Women experience unrivalled drastic natural changes in sex hormone levels over the lifespan. These hormones are produced by the ovaries in individuals of the female biological sex (in this context referred to as female, woman, or girl), but we now know they also exert regulatory effects outside the reproductive tract. Effects of ovarian hormones on brain plasticity and function are manifold, affecting, for example, behavioral, cognitive, affective, and motivational processes, thus ultimately influencing mental health. Puberty, menstrual cycle, hormonal contraception, pregnancy, and menopause are hence all critical transition periods in a female’s life. Along with the hormonal shifts, these periods are associated with major changes in physical, psychological, and psychosocial factors as well as increased risk of affective, anxiety, and stress-related symptoms. Thus, the effects of these hormonal fluctuations have far-reaching consequences at both an individual and societal level.

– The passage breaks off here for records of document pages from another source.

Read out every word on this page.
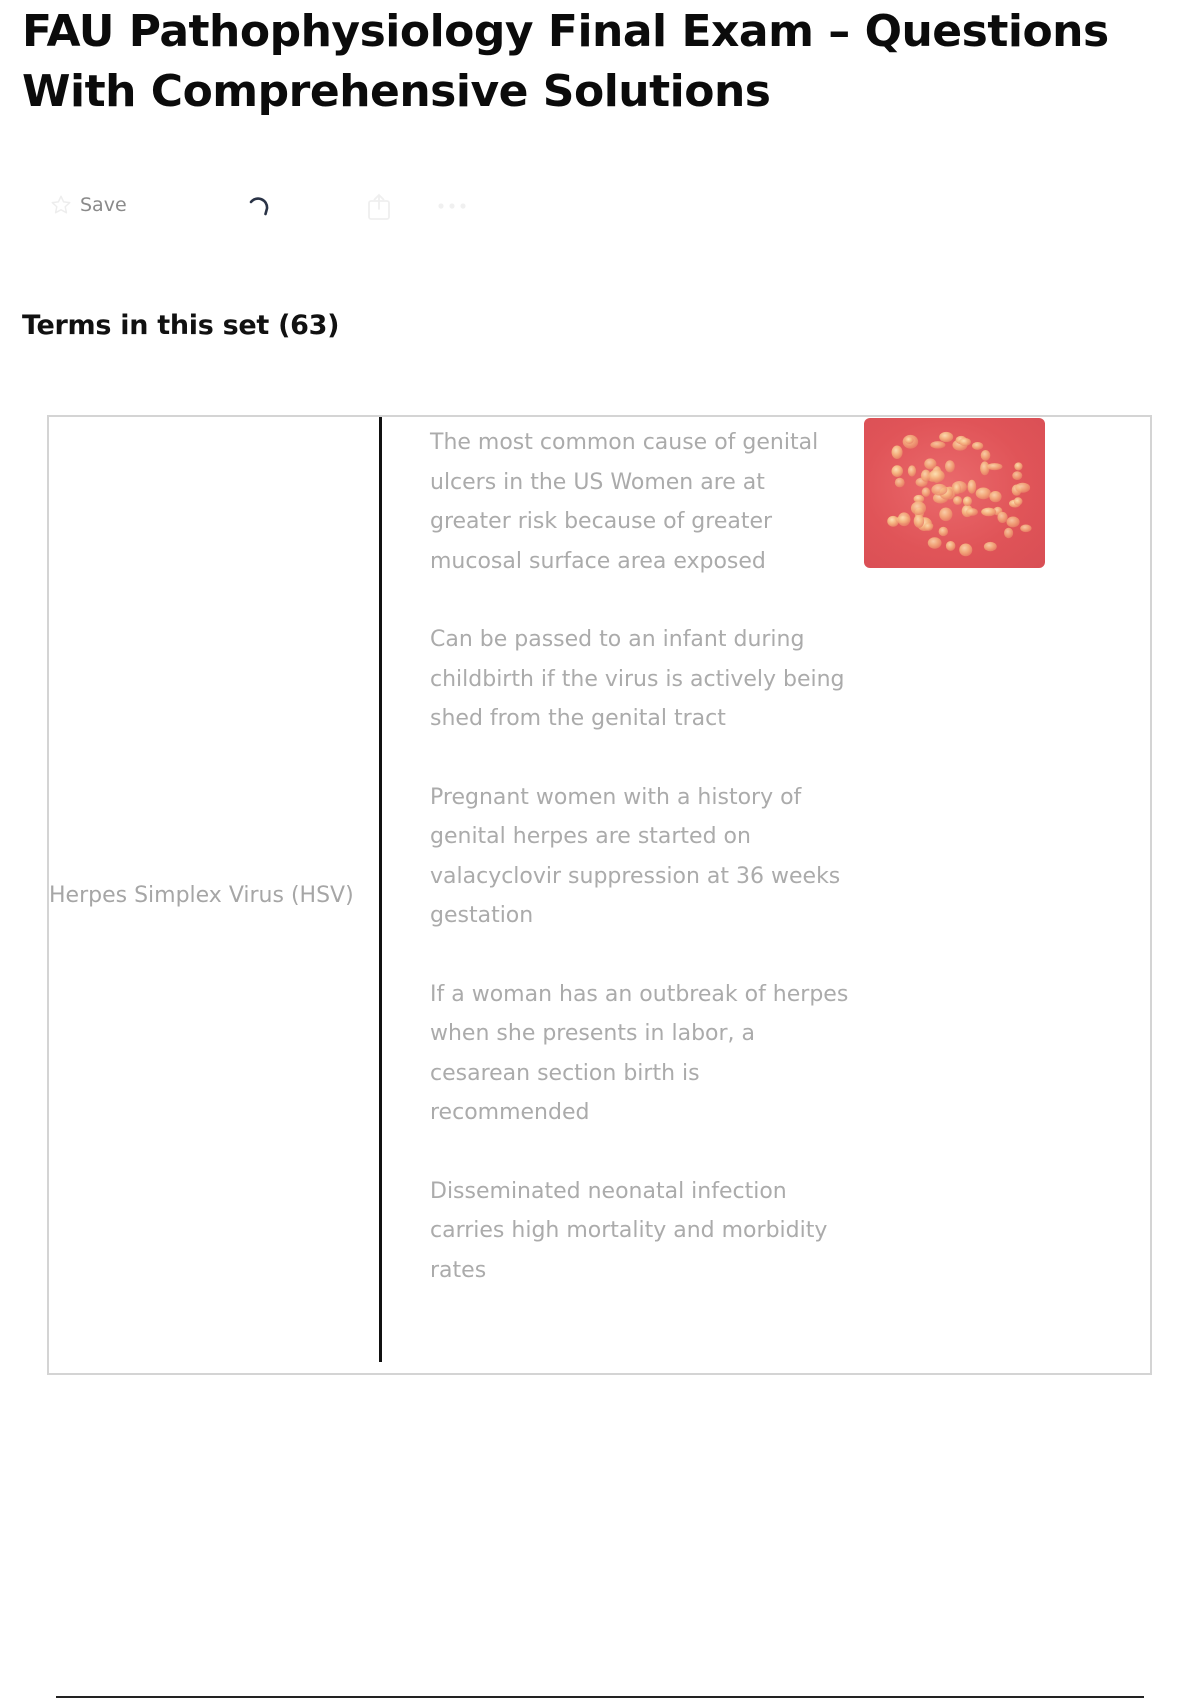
FAU Pathophysiology Final Exam – Questions With Comprehensive Solutions
Save
Terms in this set (63)
Herpes Simplex Virus (HSV)

The most common cause of genital ulcers in the US Women are at greater risk because of greater mucosal surface area exposed

Can be passed to an infant during childbirth if the virus is actively being shed from the genital tract

Pregnant women with a history of genital herpes are started on valacyclovir suppression at 36 weeks gestation

If a woman has an outbreak of herpes when she presents in labor, a cesarean section birth is recommended

Disseminated neonatal infection carries high mortality and morbidity rates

Despite the widespread variety in the effects of hormonal changes, our understanding of how they together contribute to functioning and well-being in girls and women at different ages is strikingly little. The main aim of this workshop is to address this pressing gap by bringing together experts from psychology, psychiatry, neuroendocrinology, gynecology, and neuroscience to develop an interdisciplinary framework and set up a broad research initiative that will foster research on well-being and mental health across the female lifespan.
The main aims for the workshop are as follows:
(1) Identify and address the most important theoretical and methodological challenges that currently impede harmonization of research efforts.
(2) Develop an interdisciplinary framework for the investigation of hormonal fluctuations across the female lifespan.
(3) Prepare an EU COST Action proposal to establish an interdisciplinary European research network that will investigate the effects of hormonal fluctuations on neurocognitive and affective functioning across the female lifespan for four years.